Sure enough, when I glance down at my shirt, there’s a dark stain of blood where my still healing gunshot wounds are. I barely even thought about it during the fight, but now the area pulsates with a heavy ache—not to mention the other cuts and bruises on my body.
I lift up my shirt for him, and he examines the wound before applying a disinfectant that stings like a bitch, making me hiss in pain.
He flinches. “Sorry.”
“It’s fine.”
He applies gentle pressure to the area, focused on his task.
Not on me.
Never on me.
Just get through this now, I tell myself, ignoring the aching stab of loneliness and confusion. And deal with the rest later.
“What… happened?” I’m not sure I even want to know. “How did you find me?”

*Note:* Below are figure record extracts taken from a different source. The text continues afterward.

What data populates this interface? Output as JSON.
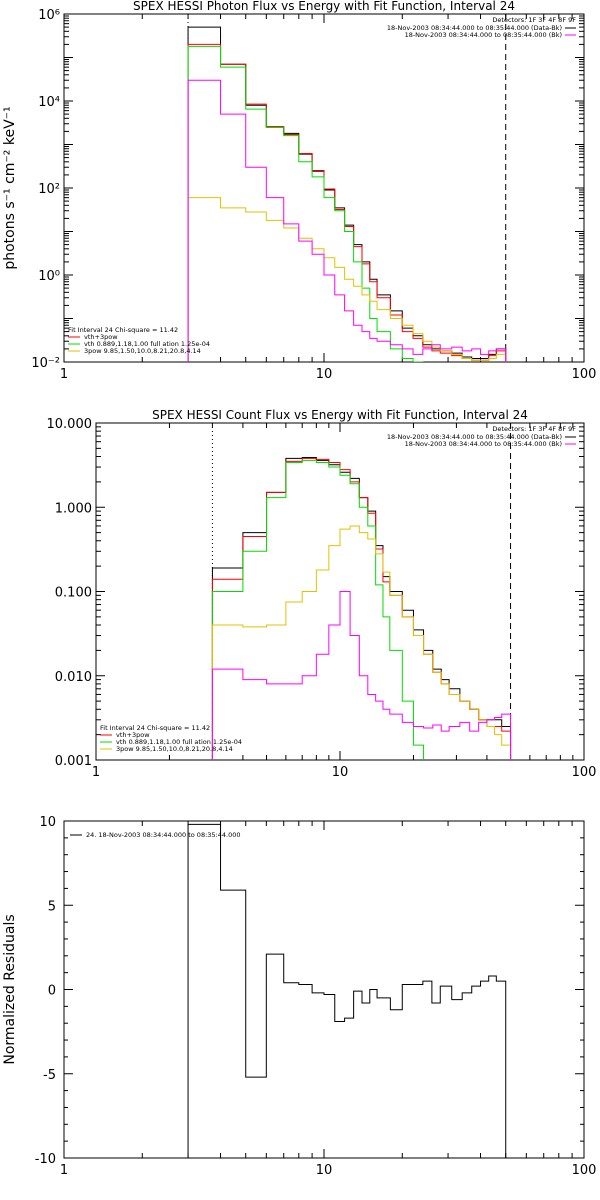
{
  "chart_data": [
    {
      "type": "line",
      "title": "SPEX HESSI Photon Flux vs Energy with Fit Function, Interval 24",
      "xlabel": "",
      "ylabel": "photons s⁻¹ cm⁻² keV⁻¹",
      "xscale": "log",
      "yscale": "log",
      "xlim": [
        1,
        100
      ],
      "ylim": [
        0.01,
        1000000
      ],
      "xtick_labels": [
        "1",
        "10",
        "100"
      ],
      "ytick_labels": [
        "10⁻²",
        "10⁰",
        "10²",
        "10⁴",
        "10⁶"
      ],
      "detectors_label": "Detectors: 1F 3F 4F 8F 9F",
      "legend_right": [
        {
          "text": "18-Nov-2003 08:34:44.000 to 08:35:44.000 (Data-Bk)",
          "color": "#000000"
        },
        {
          "text": "18-Nov-2003 08:34:44.000 to 08:35:44.000 (Bk)",
          "color": "#ff00ff"
        }
      ],
      "fit_header": "Fit Interval 24   Chi-square = 11.42",
      "legend_left": [
        {
          "text": "vth+3pow",
          "color": "#ff0000"
        },
        {
          "text": "vth 0.889,1.18,1.00  full ation 1.25e-04",
          "color": "#00dd00"
        },
        {
          "text": "3pow 9.85,1.50,10.0,8.21,20.8,4.14",
          "color": "#e6c000"
        }
      ],
      "bin_edges": [
        3,
        4,
        5,
        6,
        7,
        8,
        9,
        10,
        11,
        12,
        13,
        14,
        15,
        16,
        18,
        20,
        22,
        24,
        26,
        28,
        31,
        34,
        37,
        40,
        43,
        46,
        50
      ],
      "series": [
        {
          "color": "#000000",
          "values": [
            500000,
            70000,
            8000,
            2500,
            1800,
            600,
            250,
            90,
            35,
            14,
            5,
            2,
            0.8,
            0.35,
            0.15,
            0.06,
            0.04,
            0.025,
            0.02,
            0.018,
            0.016,
            0.013,
            0.012,
            0.012,
            0.015,
            0.02
          ]
        },
        {
          "color": "#ff0000",
          "values": [
            200000,
            70000,
            8500,
            2600,
            1700,
            620,
            240,
            95,
            32,
            13,
            4.5,
            1.8,
            0.7,
            0.3,
            0.12,
            0.05,
            0.035,
            0.022,
            0.018,
            0.016,
            0.014,
            0.012,
            0.011,
            0.011,
            0.014,
            0.018
          ]
        },
        {
          "color": "#00dd00",
          "values": [
            180000,
            60000,
            6500,
            2500,
            1600,
            400,
            180,
            60,
            30,
            10,
            2,
            0.5,
            0.1,
            0.05,
            0.02,
            0.012,
            0.008
          ]
        },
        {
          "color": "#e6c000",
          "values": [
            60,
            35,
            28,
            18,
            12,
            7,
            4,
            2.5,
            1.5,
            0.8,
            0.55,
            0.35,
            0.25,
            0.16,
            0.1,
            0.07,
            0.045,
            0.03,
            0.022,
            0.018,
            0.015,
            0.012,
            0.011,
            0.011,
            0.012,
            0.015
          ]
        },
        {
          "color": "#ff00ff",
          "values": [
            30000,
            5000,
            300,
            60,
            15,
            6,
            3,
            1,
            0.35,
            0.15,
            0.07,
            0.05,
            0.035,
            0.03,
            0.025,
            0.02,
            0.015,
            0.02,
            0.025,
            0.02,
            0.022,
            0.018,
            0.02,
            0.015,
            0.018,
            0.02
          ]
        }
      ],
      "vlines": [
        {
          "x": 3,
          "style": "dotted"
        },
        {
          "x": 50,
          "style": "dashed"
        }
      ]
    },
    {
      "type": "line",
      "title": "SPEX HESSI Count Flux vs Energy with Fit Function, Interval 24",
      "xlabel": "",
      "ylabel": "",
      "xscale": "log",
      "yscale": "log",
      "xlim": [
        1,
        100
      ],
      "ylim": [
        0.001,
        10
      ],
      "xtick_labels": [
        "1",
        "10",
        "100"
      ],
      "ytick_labels": [
        "0.001",
        "0.010",
        "0.100",
        "1.000",
        "10.000"
      ],
      "detectors_label": "Detectors: 1F 3F 4F 8F 9F",
      "legend_right": [
        {
          "text": "18-Nov-2003 08:34:44.000 to 08:35:44.000 (Data-Bk)",
          "color": "#000000"
        },
        {
          "text": "18-Nov-2003 08:34:44.000 to 08:35:44.000 (Bk)",
          "color": "#ff00ff"
        }
      ],
      "fit_header": "Fit Interval 24   Chi-square = 11.42",
      "legend_left": [
        {
          "text": "vth+3pow",
          "color": "#ff0000"
        },
        {
          "text": "vth 0.889,1.18,1.00  full ation 1.25e-04",
          "color": "#00dd00"
        },
        {
          "text": "3pow 9.85,1.50,10.0,8.21,20.8,4.14",
          "color": "#e6c000"
        }
      ],
      "bin_edges": [
        3,
        4,
        5,
        6,
        7,
        8,
        9,
        10,
        11,
        12,
        13,
        14,
        15,
        16,
        18,
        20,
        22,
        24,
        26,
        28,
        31,
        34,
        37,
        40,
        43,
        46,
        50
      ],
      "series": [
        {
          "color": "#000000",
          "values": [
            0.19,
            0.5,
            1.5,
            3.8,
            3.9,
            3.6,
            3.2,
            2.6,
            2.2,
            1.3,
            0.9,
            0.35,
            0.15,
            0.1,
            0.06,
            0.035,
            0.02,
            0.012,
            0.009,
            0.007,
            0.005,
            0.004,
            0.003,
            0.003,
            0.003,
            0.0025
          ]
        },
        {
          "color": "#ff0000",
          "values": [
            0.14,
            0.45,
            1.5,
            3.5,
            3.8,
            3.7,
            3.4,
            2.8,
            2.0,
            1.3,
            0.85,
            0.32,
            0.13,
            0.09,
            0.05,
            0.03,
            0.018,
            0.011,
            0.008,
            0.006,
            0.005,
            0.004,
            0.003,
            0.0025,
            0.0025,
            0.0022
          ]
        },
        {
          "color": "#00dd00",
          "values": [
            0.1,
            0.3,
            1.3,
            3.4,
            3.6,
            3.4,
            3.0,
            2.4,
            1.9,
            1.0,
            0.6,
            0.12,
            0.05,
            0.02,
            0.005,
            0.0015
          ]
        },
        {
          "color": "#e6c000",
          "values": [
            0.04,
            0.038,
            0.04,
            0.075,
            0.1,
            0.18,
            0.35,
            0.55,
            0.6,
            0.5,
            0.42,
            0.28,
            0.17,
            0.09,
            0.05,
            0.03,
            0.018,
            0.011,
            0.008,
            0.006,
            0.005,
            0.004,
            0.003,
            0.0025,
            0.002,
            0.0015
          ]
        },
        {
          "color": "#ff00ff",
          "values": [
            0.012,
            0.009,
            0.008,
            0.008,
            0.01,
            0.018,
            0.04,
            0.1,
            0.03,
            0.01,
            0.006,
            0.005,
            0.004,
            0.0035,
            0.0028,
            0.0025,
            0.0024,
            0.0026,
            0.0022,
            0.0025,
            0.0028,
            0.0022,
            0.0028,
            0.003,
            0.0032,
            0.0035
          ]
        }
      ],
      "vlines": [
        {
          "x": 3,
          "style": "dotted"
        },
        {
          "x": 50,
          "style": "dashed"
        }
      ]
    },
    {
      "type": "line",
      "title": "",
      "xlabel": "",
      "ylabel": "Normalized Residuals",
      "xscale": "log",
      "yscale": "linear",
      "xlim": [
        1,
        100
      ],
      "ylim": [
        -10,
        10
      ],
      "xtick_labels": [
        "1",
        "10",
        "100"
      ],
      "ytick_labels": [
        "-10",
        "-5",
        "0",
        "5",
        "10"
      ],
      "legend_left": [
        {
          "text": "24. 18-Nov-2003 08:34:44.000 to 08:35:44.000",
          "color": "#000000"
        }
      ],
      "bin_edges": [
        3,
        4,
        5,
        6,
        7,
        8,
        9,
        10,
        11,
        12,
        13,
        14,
        15,
        16,
        18,
        20,
        22,
        24,
        26,
        28,
        31,
        34,
        37,
        40,
        43,
        46,
        50
      ],
      "series": [
        {
          "color": "#000000",
          "values": [
            9.8,
            5.9,
            -5.2,
            2.1,
            0.4,
            0.3,
            -0.2,
            -0.3,
            -1.9,
            -1.7,
            -0.1,
            -0.8,
            0.0,
            -0.5,
            -1.2,
            0.3,
            0.3,
            0.5,
            -0.8,
            0.2,
            -0.6,
            -0.2,
            0.2,
            0.5,
            0.8,
            0.5
          ]
        }
      ]
    }
  ]
}
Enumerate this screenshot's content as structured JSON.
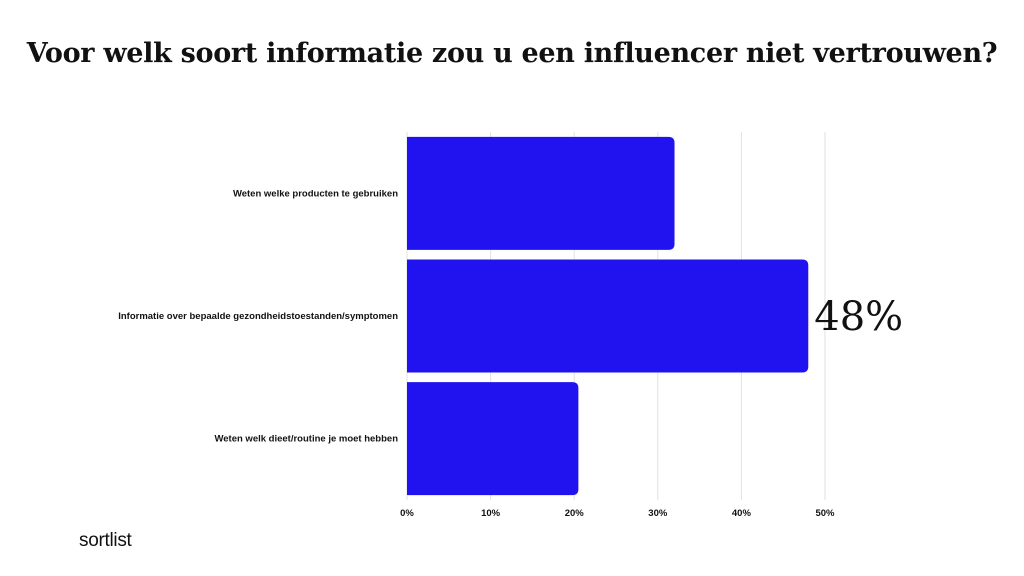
{
  "page": {
    "brand": "sortlist"
  },
  "chart_data": {
    "type": "bar",
    "orientation": "horizontal",
    "title": "Voor welk soort informatie zou u een influencer niet vertrouwen?",
    "categories": [
      "Weten welke producten te gebruiken",
      "Informatie over bepaalde gezondheidstoestanden/symptomen",
      "Weten welk dieet/routine je moet hebben"
    ],
    "values": [
      32,
      48,
      20.5
    ],
    "unit": "%",
    "xlim": [
      0,
      50
    ],
    "xticks": [
      0,
      10,
      20,
      30,
      40,
      50
    ],
    "xtick_labels": [
      "0%",
      "10%",
      "20%",
      "30%",
      "40%",
      "50%"
    ],
    "data_labels": [
      {
        "category_index": 1,
        "text": "48%"
      }
    ],
    "grid": true,
    "legend": "none",
    "colors": {
      "bar": "#2113f0",
      "grid": "#e2e2e2",
      "text": "#111111"
    }
  }
}
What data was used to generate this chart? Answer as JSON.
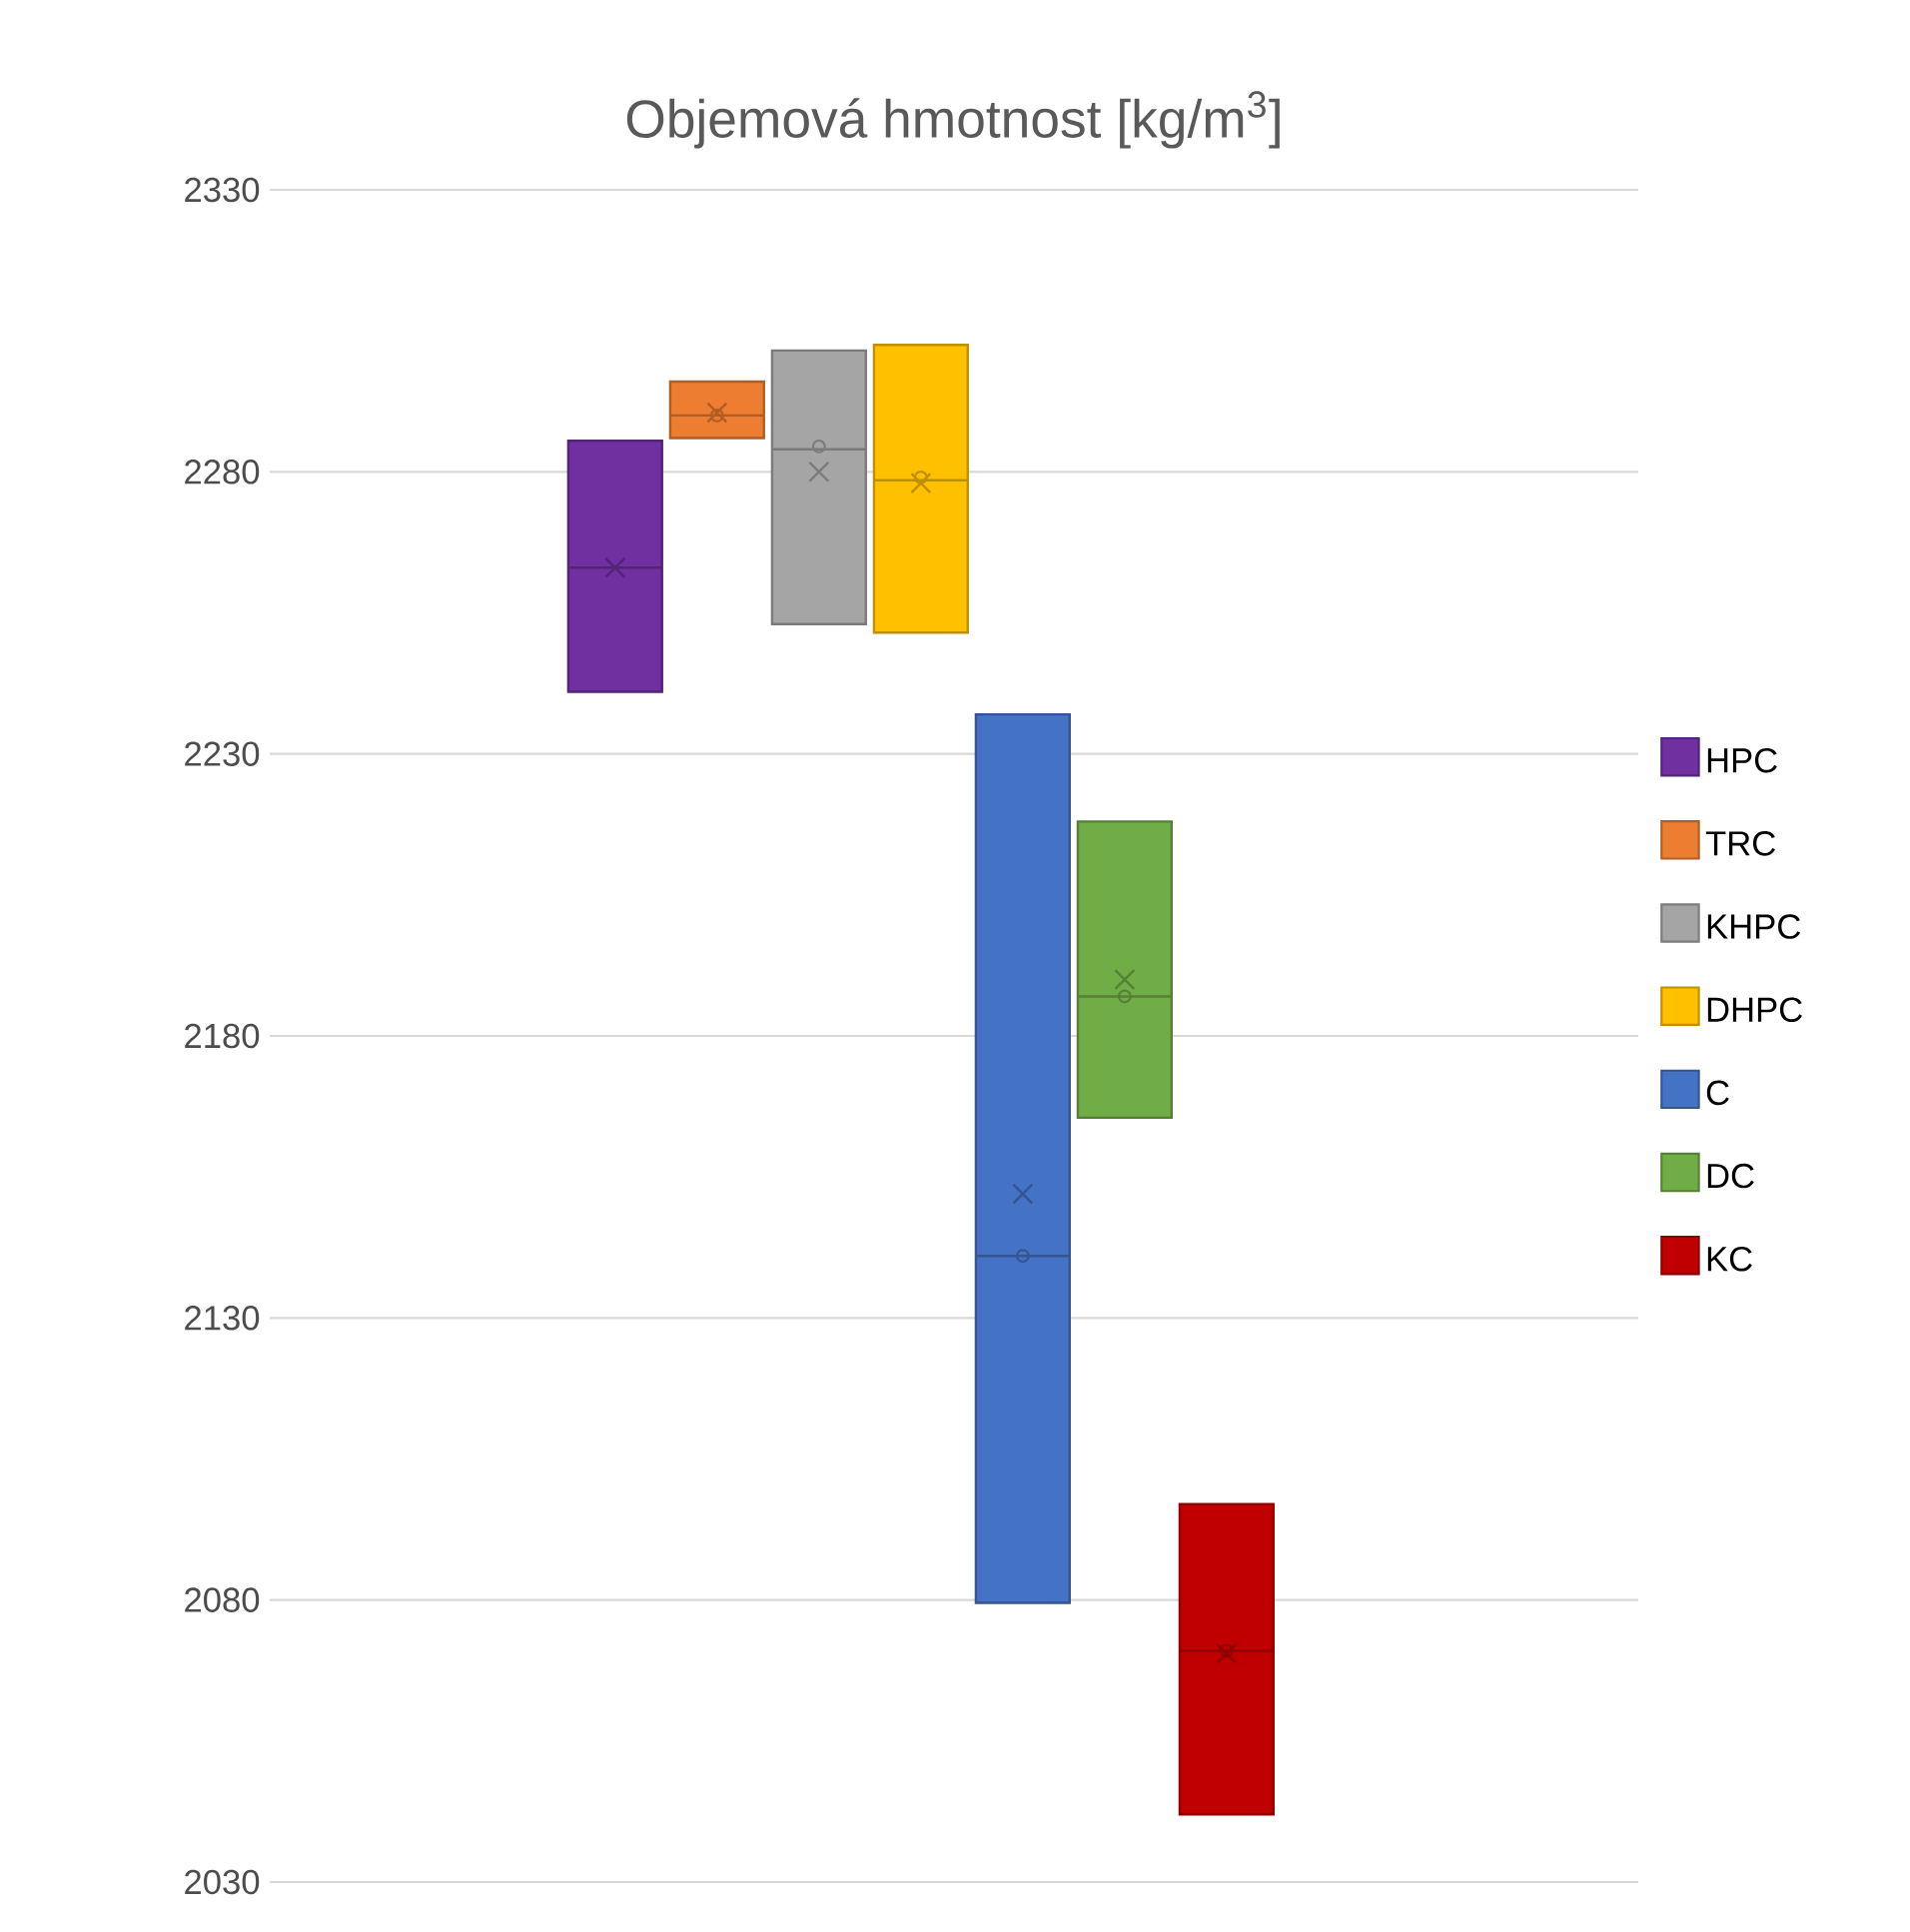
{
  "chart_data": {
    "type": "box",
    "title": "Objemová hmotnost [kg/m$^{3}$]",
    "categories": [
      null
    ],
    "ylim": [
      2030,
      2330
    ],
    "yticks": [
      2030,
      2080,
      2130,
      2180,
      2230,
      2280,
      2330
    ],
    "grid": "y",
    "legend": "right",
    "tick_labels": "y",
    "series": [
      {
        "name": "HPC",
        "color": "#7030a0",
        "boxes": [
          {
            "low": 2241,
            "q1": 2241,
            "median": 2263,
            "q3": 2285.5,
            "high": 2285.5,
            "mean": 2263
          }
        ]
      },
      {
        "name": "TRC",
        "color": "#ed7d31",
        "boxes": [
          {
            "low": 2286,
            "q1": 2286,
            "median": 2290,
            "q3": 2296,
            "high": 2296,
            "mean": 2290.5,
            "outliers": [
              2290
            ]
          }
        ]
      },
      {
        "name": "KHPC",
        "color": "#a5a5a5",
        "boxes": [
          {
            "low": 2253,
            "q1": 2253,
            "median": 2284,
            "q3": 2301.5,
            "high": 2301.5,
            "mean": 2280,
            "outliers": [
              2284.5
            ]
          }
        ]
      },
      {
        "name": "DHPC",
        "color": "#ffc000",
        "boxes": [
          {
            "low": 2251.5,
            "q1": 2251.5,
            "median": 2278.5,
            "q3": 2302.5,
            "high": 2302.5,
            "mean": 2278,
            "outliers": [
              2279
            ]
          }
        ]
      },
      {
        "name": "C",
        "color": "#4472c4",
        "boxes": [
          {
            "low": 2079.5,
            "q1": 2079.5,
            "median": 2141,
            "q3": 2237,
            "high": 2237,
            "mean": 2152,
            "outliers": [
              2141
            ]
          }
        ]
      },
      {
        "name": "DC",
        "color": "#70ad47",
        "boxes": [
          {
            "low": 2165.5,
            "q1": 2165.5,
            "median": 2187,
            "q3": 2218,
            "high": 2218,
            "mean": 2190,
            "outliers": [
              2187
            ]
          }
        ]
      },
      {
        "name": "KC",
        "color": "#c00000",
        "boxes": [
          {
            "low": 2042,
            "q1": 2042,
            "median": 2071,
            "q3": 2097,
            "high": 2097,
            "mean": 2070.5,
            "outliers": [
              2071
            ]
          }
        ]
      }
    ]
  }
}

“Brian wasn’t a good guy.”
As if I hadn’t already figured that out.
“He was a dirty cop, then…” I say.
“To say the least.” He avoids my gaze, focusing on applying a new bandage to my side.
I narrow my eyes. “What aren’t you telling me, Ciro?”
“We think he might be the one who sold you out.” He rips a bandage, hard, hands trembling. He’s angry—not angry at me, angry for me. “Either he was working directly with the other group, whoever the fuck they are, or he told them where to find you and your dad.”
Of course.
Of course he was lying to me too—just like my dad. If everyone I trusted most turned out to be dirty, to be lying and withholding things from me, who can I trust in my life? Is there anyone left that I can turn to?
Ciro’s eyes are level with mine, and I look at the hard line of his brow, the way it softens at his eyebrows and melts into steel-gray eyes. Then my gaze drifts lower, to where his lips are pursed into a thin line.